RBA Governor Glenn Stevens signaled a willingness to lower borrowing costs after officials “judged the pace of output growth to be somewhat lower than earlier estimated.” The central bank is waiting for an April 24 report on consumer prices before deciding whether to lower rates, he said in a statement on April after the decision to leave borrowing costs unchanged.
“It looks like we’re going into some further modest easing of policy here,” said Tony Morriss, head of interest-rate research at Australia & New Zealand Banking Group Ltd. (ANZ) in Sydney. “Some of the data in Australia has been a little bit disappointing recently. It is also perceived to be far more exposed to growth in China, and there are concerns that the economy there is slowing.”
ANZ expects that the Chinese economy will remain robust this year, he said.
Growth in China, Australia’s biggest trading partner, slowed more than forecast to 8.1 percent in the three months through March 31 from a year earlier, the National Bureau of Statistics said last week.

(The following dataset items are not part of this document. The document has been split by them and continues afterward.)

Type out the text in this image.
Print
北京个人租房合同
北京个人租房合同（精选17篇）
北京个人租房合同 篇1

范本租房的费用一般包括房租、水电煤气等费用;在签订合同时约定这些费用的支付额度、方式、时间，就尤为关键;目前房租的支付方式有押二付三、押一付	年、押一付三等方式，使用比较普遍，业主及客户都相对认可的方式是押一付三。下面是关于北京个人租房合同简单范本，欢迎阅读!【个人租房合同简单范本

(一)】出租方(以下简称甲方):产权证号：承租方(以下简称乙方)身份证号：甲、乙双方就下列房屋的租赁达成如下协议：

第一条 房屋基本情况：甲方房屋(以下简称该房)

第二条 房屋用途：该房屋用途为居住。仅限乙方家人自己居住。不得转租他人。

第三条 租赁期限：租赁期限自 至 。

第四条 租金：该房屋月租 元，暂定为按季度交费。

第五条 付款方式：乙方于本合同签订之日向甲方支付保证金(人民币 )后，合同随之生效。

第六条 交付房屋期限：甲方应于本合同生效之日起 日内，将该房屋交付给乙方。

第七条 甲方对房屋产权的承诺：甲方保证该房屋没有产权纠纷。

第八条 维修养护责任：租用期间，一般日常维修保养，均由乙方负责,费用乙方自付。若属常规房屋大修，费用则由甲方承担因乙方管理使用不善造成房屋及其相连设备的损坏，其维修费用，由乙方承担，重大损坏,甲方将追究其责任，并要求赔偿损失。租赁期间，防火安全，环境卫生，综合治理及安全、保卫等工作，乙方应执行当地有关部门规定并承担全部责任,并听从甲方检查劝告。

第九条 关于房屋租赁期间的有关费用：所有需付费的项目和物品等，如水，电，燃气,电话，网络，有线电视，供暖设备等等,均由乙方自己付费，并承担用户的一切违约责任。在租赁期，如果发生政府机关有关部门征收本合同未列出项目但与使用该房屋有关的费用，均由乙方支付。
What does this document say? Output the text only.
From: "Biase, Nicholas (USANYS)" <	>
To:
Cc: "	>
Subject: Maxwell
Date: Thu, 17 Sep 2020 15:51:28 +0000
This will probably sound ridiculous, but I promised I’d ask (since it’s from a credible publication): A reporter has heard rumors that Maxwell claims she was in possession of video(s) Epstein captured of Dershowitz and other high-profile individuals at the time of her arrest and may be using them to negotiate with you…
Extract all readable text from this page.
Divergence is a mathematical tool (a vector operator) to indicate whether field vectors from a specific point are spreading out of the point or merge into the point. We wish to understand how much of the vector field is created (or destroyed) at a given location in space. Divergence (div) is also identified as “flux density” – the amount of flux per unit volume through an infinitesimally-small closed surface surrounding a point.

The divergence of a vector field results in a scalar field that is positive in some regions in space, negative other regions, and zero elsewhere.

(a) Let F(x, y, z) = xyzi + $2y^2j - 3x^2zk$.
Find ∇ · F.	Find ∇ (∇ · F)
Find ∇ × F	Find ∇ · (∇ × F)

That’s the least in almost three years and compares with an 8.9 percent gain in the previous period.
Australia posted its second-straight trade deficit in February as exports declined. The number of loans granted to build or buy houses and apartments fell 2.5 percent in February from a month earlier, the biggest drop since March 2011, the statistics bureau said April 11.
Prime Minister Julia Gillard, whose government is slumping in opinion polls and faces an election next year, has pledged to end four years of deficits in the fiscal year that begins July 1, prompting concern that fiscal austerity will act as a drag on the economy.
In contrast, New Zealand’s NZ$20 billion ($16.4 billion) reconstruction of earthquake-devastated Christchurch is poised to bolster the labor market and construction.
The rebuilding of the nation’s second-biggest city after a February 2011 temblor killed 185 people may reach full pace as early as this year, increasing demand for workers, Finance Minister Bill English said April 12. House sales in the smaller South Pacific nation rose 25.3 percent in March from a year earlier, according to data yesterday from the Real Estate Institute of New Zealand. That’s the best monthly result since November 2007.
New Zealand’s economy will expand 3.4 percent in 2013, while Australia will probably grow 3.3 percent, according to the median forecasts in separate Bloomberg News surveys.
The RBA lowered its forecasts for growth and inflation in February. It sees average growth of 3.5 percent in 2012, down from its Nov. 4 estimate of 4 percent. Consumer prices will rise 3 percent in the year through to the fourth quarter, less than a previous prediction of 3.25 percent, the central bank said, while underlying inflation is predicted to be unchanged at 2.75 percent.
“The premise for the RBA leaving the cash rate at 4.25 percent was based on trend growth,” said Annette Beacher, the Singapore-based head of Asia-Pacific research at TD Securities Inc. “If you have sub-trend growth and sub-trend inflation in Australia, therefore you should have accommodative monetary policy.”